Felix the Cat Signaled the Beginning of Silent Cartoons
Note: This is the hundred-and-third in a series of historical/critical essays examining the best in film from each year. Essentially, I am watching films from the beginning of cinematic history that interest me and/or hold some critical or cultural impact. My personal, living list of favorites is being created at Mubi, showcasing five films per year. All this being explained, what follows is an examination of my third favorite 1919 film, FELINE FOLLIES, directed by Otto Messmer.
OK, let me get this out of the way: were there better films than FELINE FOLLIES, the proto-Felix the Cat cartoon, released in 1919? Certainly. But I feel compelled to give it its due as the beginning of a whole new, recognizable era of cartoons, especially since I couldn’t really justify giving Felix or even Disney shorts of the 1920s such an honor.
FELINE FOLLIES isn’t explicitly the debut of Felix the Cat, but it might as well be. The short, featuring a “Master Tom,” was directed by Otto Messmer and produced by Pat Sullivan. The dispute over who created Felix has raged over the decades, with both Messmer and Sullivan claiming ownership. Ultimately, they’ve both been credited for the genesis of the idea for Felix. But what you see in FELINE FOLLIES doesn’t really resemble the Felix you know now, and in fact, Felix didn’t really look like “himself” until a 1924 redesign.

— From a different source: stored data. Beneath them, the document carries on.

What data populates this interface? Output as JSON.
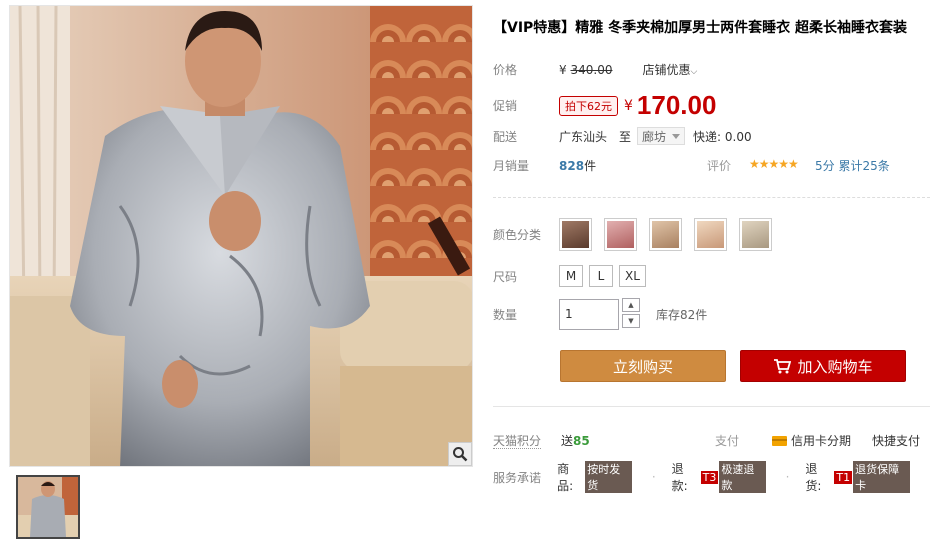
{
  "product": {
    "title": "【VIP特惠】精雅 冬季夹棉加厚男士两件套睡衣 超柔长袖睡衣套装"
  },
  "price": {
    "label": "价格",
    "currency": "¥",
    "original": "340.00",
    "shop_promo": "店铺优惠",
    "chevron": "⌵"
  },
  "promo": {
    "label": "促销",
    "badge": "拍下62元",
    "currency": "¥",
    "value": "170.00"
  },
  "shipping": {
    "label": "配送",
    "from": "广东汕头",
    "to_word": "至",
    "destination": "廊坊",
    "fee": "快递: 0.00"
  },
  "sales": {
    "label": "月销量",
    "count": "828",
    "unit": "件",
    "rating_label": "评价",
    "stars": "★★★★★",
    "score": "5分",
    "total_reviews": "累计25条"
  },
  "color": {
    "label": "颜色分类",
    "swatches": [
      "#8a6a5a",
      "#c98a8a",
      "#c6a48a",
      "#d9b49a",
      "#c8b8a0"
    ]
  },
  "size": {
    "label": "尺码",
    "options": [
      "M",
      "L",
      "XL"
    ]
  },
  "quantity": {
    "label": "数量",
    "value": "1",
    "up": "▲",
    "down": "▼",
    "stock": "库存82件"
  },
  "actions": {
    "buy_now": "立刻购买",
    "add_to_cart": "加入购物车"
  },
  "points": {
    "label": "天猫积分",
    "prefix": "送",
    "value": "85",
    "pay_label": "支付",
    "credit": "信用卡分期",
    "quick_pay": "快捷支付"
  },
  "service": {
    "label": "服务承诺",
    "items": [
      {
        "name": "商品:",
        "code": "",
        "tag": "按时发货"
      },
      {
        "name": "退款:",
        "code": "T3",
        "tag": "极速退款"
      },
      {
        "name": "退货:",
        "code": "T1",
        "tag": "退货保障卡"
      }
    ]
  },
  "colors": {
    "price_red": "#c40000",
    "buy_button": "#cf8b40",
    "cart_button": "#c40000"
  }
}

But as muted as FELINE FOLLIES is compared to later Felix cartoons, there are still some Felix eccentricities to be found. The agency of the cat’s tail is present, with it coming off “Tom’s” body and forming a question mark, a device that would help Felix many times over the years. FELINE FOLLIES has an overwhelming number of “clever” intertitles and none of the funny business in the short is entirely inspired, but the cohesion of the whole plot and movement is admirable for 1919.

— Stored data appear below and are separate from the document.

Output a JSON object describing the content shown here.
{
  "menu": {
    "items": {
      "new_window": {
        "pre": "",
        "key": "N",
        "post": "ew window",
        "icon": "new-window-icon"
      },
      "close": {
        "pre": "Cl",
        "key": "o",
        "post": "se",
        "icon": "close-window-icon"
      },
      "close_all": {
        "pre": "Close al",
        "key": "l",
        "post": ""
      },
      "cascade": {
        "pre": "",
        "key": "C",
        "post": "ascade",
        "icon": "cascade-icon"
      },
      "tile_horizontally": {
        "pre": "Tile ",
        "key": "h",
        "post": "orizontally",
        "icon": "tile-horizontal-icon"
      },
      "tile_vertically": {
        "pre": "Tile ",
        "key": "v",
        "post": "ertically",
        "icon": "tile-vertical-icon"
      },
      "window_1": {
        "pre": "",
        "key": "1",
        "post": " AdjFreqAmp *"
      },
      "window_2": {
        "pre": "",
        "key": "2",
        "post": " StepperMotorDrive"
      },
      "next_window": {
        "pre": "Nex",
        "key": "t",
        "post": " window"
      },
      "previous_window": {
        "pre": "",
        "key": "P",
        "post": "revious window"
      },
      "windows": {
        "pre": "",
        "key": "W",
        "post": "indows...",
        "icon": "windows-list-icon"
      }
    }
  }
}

As I’ve addressed, Felix the Cat was, in a way, the creator of the silent cartoon short as we know it. Like a lot of pioneers, many actually came before him. The experimental animation of J. Searle Dawley, Émile Cohl, and Winsor McCay, sure, but also, in this form, John Randolph Bray. Bray opened his own animation studio in 1914 and fostered talents like Paul Terry and Max Fleischer, who both also contributed to this new era of cartoons.
But Felix created the mischievous funny animal archetype on a grand scale; Felix was incredibly popular for, in hindsight, a relatively brief period of time. But he was so popular that Walt Disney essentially copied the character for his Julius, a sidekick in his original Newton Laugh-O-Grams and Alice series. And these core principles were transposed into Oswald the Lucky Rabbit, Mickey Mouse, and numerous other characters outside the Disney ecosystem. FELINE FOLLIES is not a master class in animation or a thoroughly entertaining jaunt through another world, but it’s worth watching for the beginning of the paradigm we would come to know so well.